SpamAssassin, comme son nom l'indique, se charge des spams, en analysant l'en-tête et le contenu du message pour y repérer des motifs caractéristiques, et estimer la probabilité que le message soit un spam ou non. Pour ce faire, SpamAssassin établit un score, plus ou moins élevé selon les éléments reperés par l'analyse. Quant le score passe un certain seuil, SpamAssassin juge le message comme étant probablement du spam, et le marque en conséquence (par l'ajout de lignes 'X-Spam-Status' et 'X-Spam-Flag' dans l'en-tête), laissant le soin à l'utilisateur de le purger ou non (ce qui est très facile à automatiser, dès lors qu'un élément distinctif est introduit dans l'en-tête du message). Un autre seuil, plus élevé, établit avec certitude la nature de 'spam' du message, qui est alors pulvérisé. À noter que SpamAssassin est aussi capable d'apprendre de ses erreurs! Pour améliorer son appréciation des spams, il suffit de lui donner à manger les spams qu'il a laissé passer.
INTERACTION
Suivons le cheminement d'un courrier envoyé depuis le serveur 'truc.org' vers 'poivron.org':
- 'truc.org' va se connecter à 'poivron.org' sur le port 25. C'est donc le MTA Postfix qui va décrocher, et prendre en charge la communication. Postfix va attendre que truc.org s'authentifie (HELO) et va vérifier que le domaine truc.org existe bien et soit valide (FQDN). Si l'une de ces conditions n'est pas remplie, Postfix coupe la connexion. Dans le cas contraire...
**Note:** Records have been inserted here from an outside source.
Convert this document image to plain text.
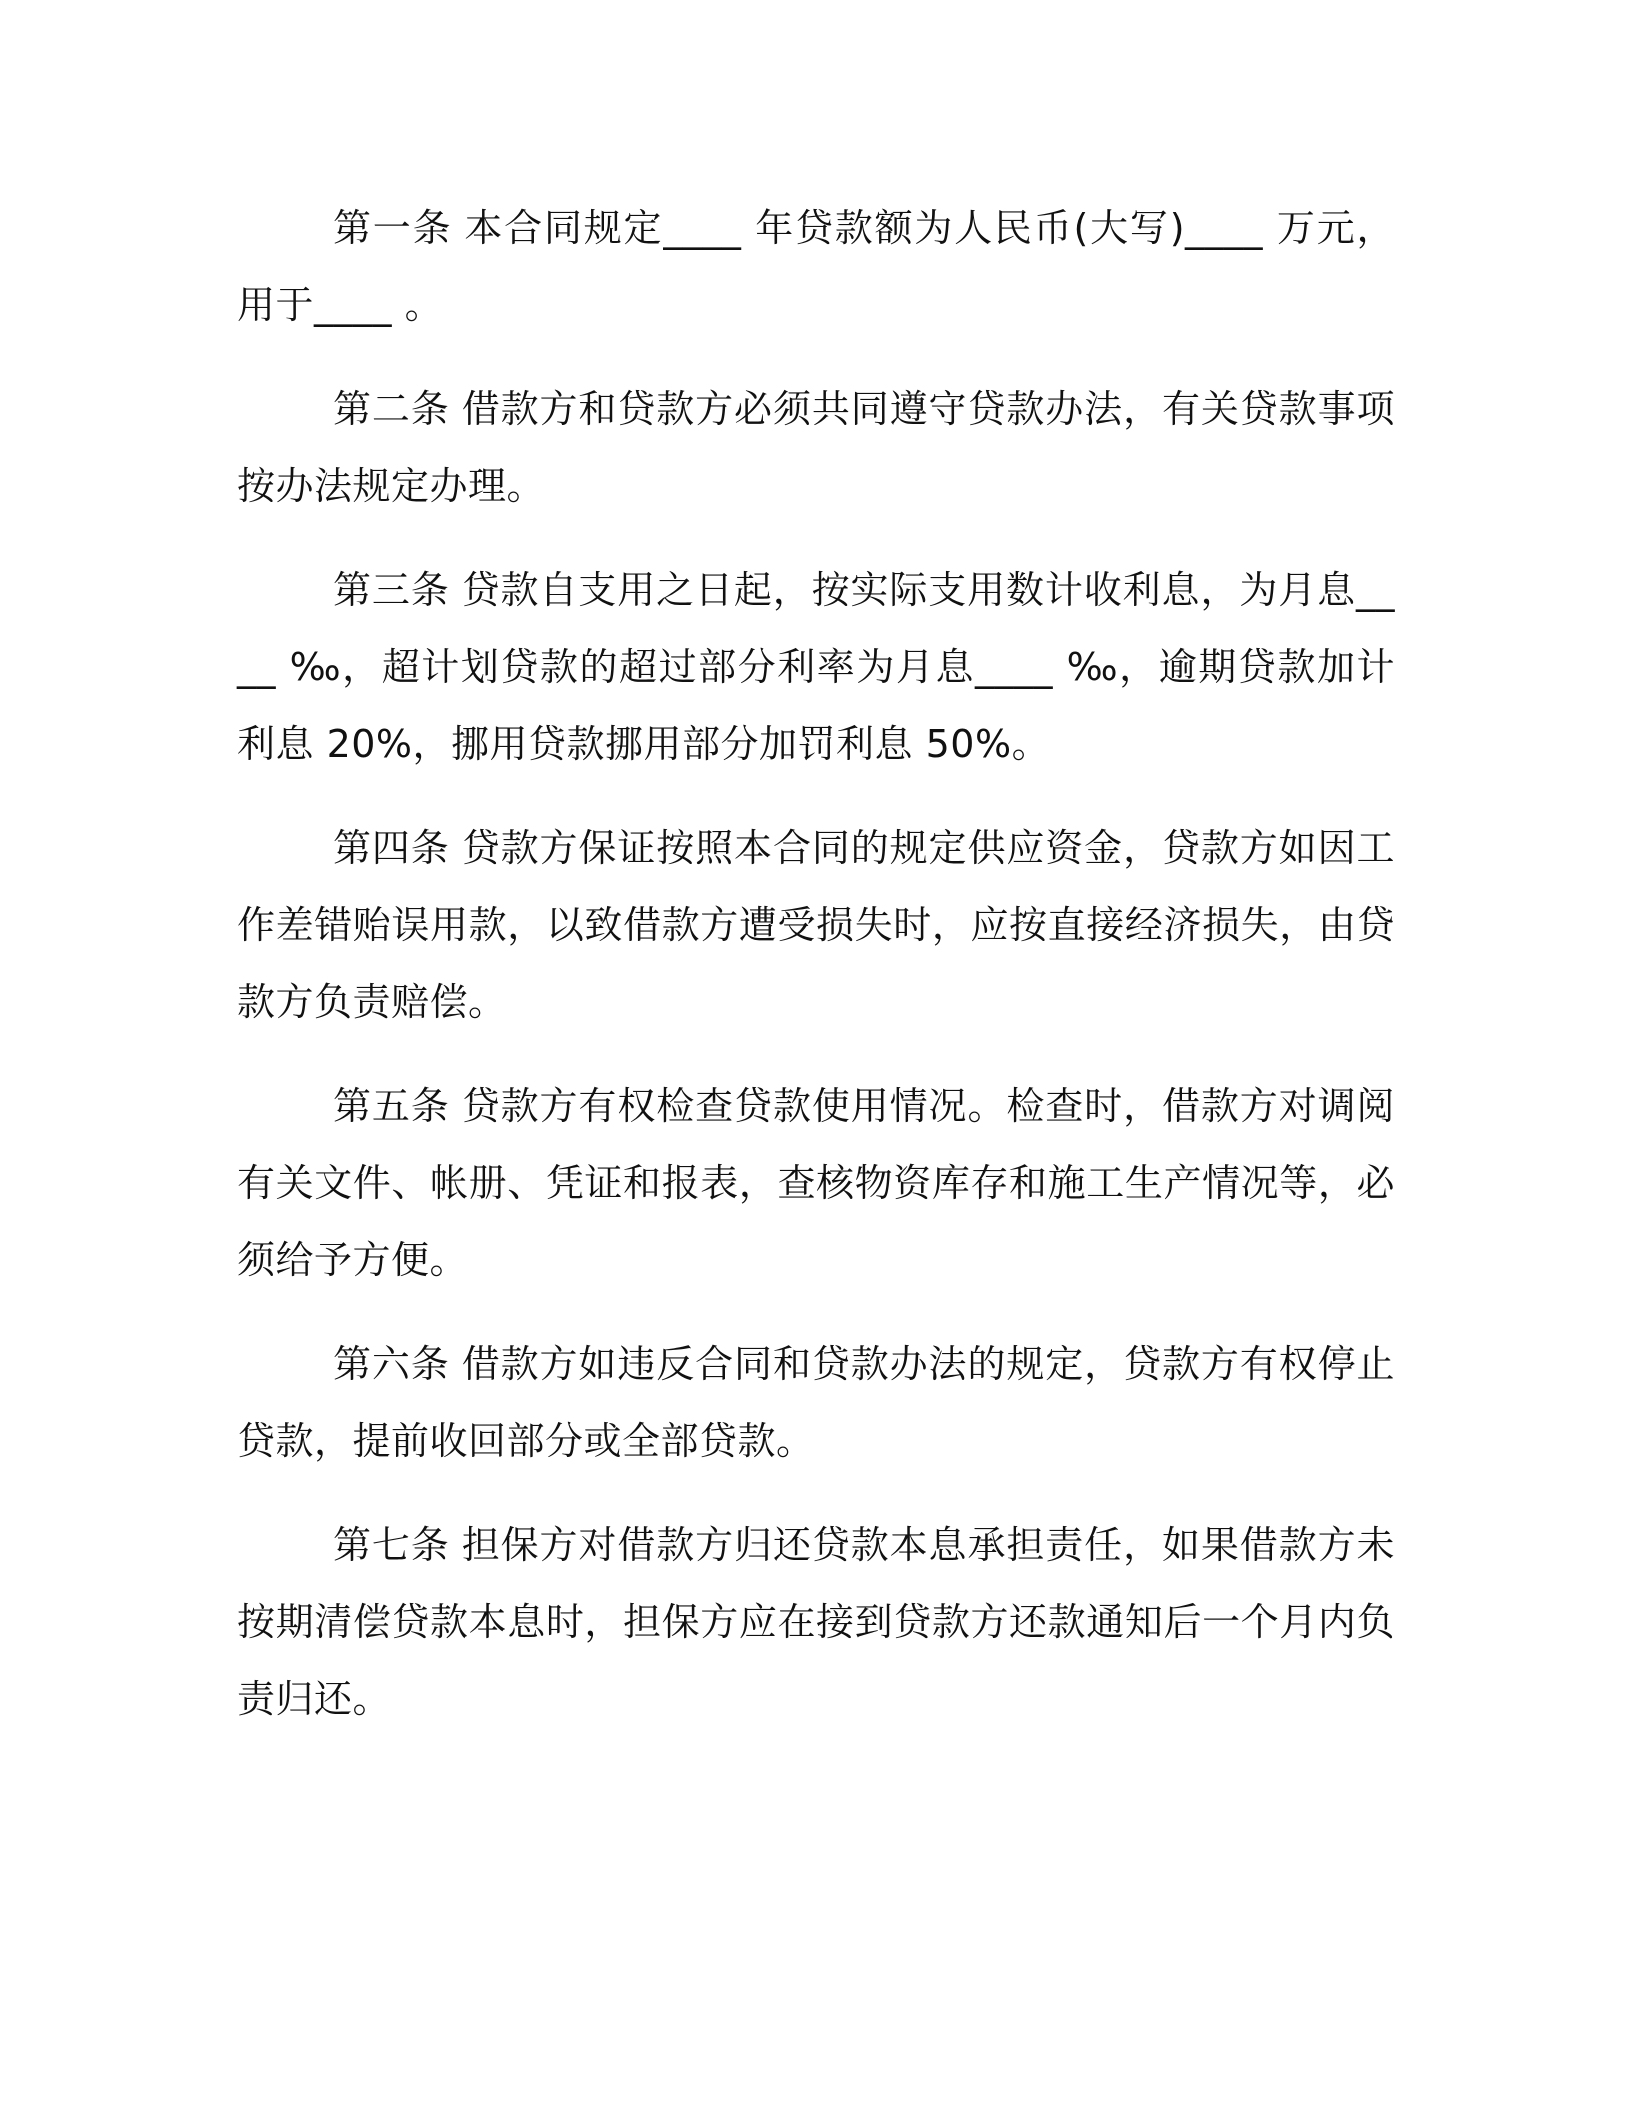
第一条 本合同规定____ 年贷款额为人民币(大写)____ 万元，用于____ 。

第二条 借款方和贷款方必须共同遵守贷款办法，有关贷款事项按办法规定办理。

第三条 贷款自支用之日起，按实际支用数计收利息，为月息____ ‰，超计划贷款的超过部分利率为月息____ ‰，逾期贷款加计利息 20%，挪用贷款挪用部分加罚利息 50%。

第四条 贷款方保证按照本合同的规定供应资金，贷款方如因工作差错贻误用款，以致借款方遭受损失时，应按直接经济损失，由贷款方负责赔偿。

第五条 贷款方有权检查贷款使用情况。检查时，借款方对调阅有关文件、帐册、凭证和报表，查核物资库存和施工生产情况等，必须给予方便。

第六条 借款方如违反合同和贷款办法的规定，贷款方有权停止贷款，提前收回部分或全部贷款。

第七条 担保方对借款方归还贷款本息承担责任，如果借款方未按期清偿贷款本息时，担保方应在接到贷款方还款通知后一个月内负责归还。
- Postfix fait appel à postgrey, qui, à moins que 'truc.org' ne se trouve dans la 'whitelist' des serveurs de confiance, va rejeter la connexion, pour une durée de 300 secondes. Passé ce délai, truc.org se connecte à nouveau pour envoyer son message. Postgrey, cette fois, l'autorise. Un spammeur n'aurait probablement pas ré-essayé.
- Postfix consulte alors une série de RBL (listes noires), pour vérifier que 'truc.org' n'y figure pas. Si 'truc.org' apparait dans quelque RBL, le message est bloqué et la connexion coupée, avec un message explicatif. Dans le cas contraire...
- Postfix fait alors appel à Amavisd-new, lequel va déléguer les tâches de scan antivirus et d'analyse antispam aux logiciels spécialisés que sont ClamAV et SpamAssassin.
- ClamAV est appelé par Amavisd-new, et entreprend de scanner les diverses parties du message proposé par 'truc.org'. Chaque pièce jointe est scannée, et s'il s'agit d'une archive compressée, décompactée pour en vérifier le contenu. Si un virus est détecté, le message est refusé, le virus mis en quarantaine. Sinon...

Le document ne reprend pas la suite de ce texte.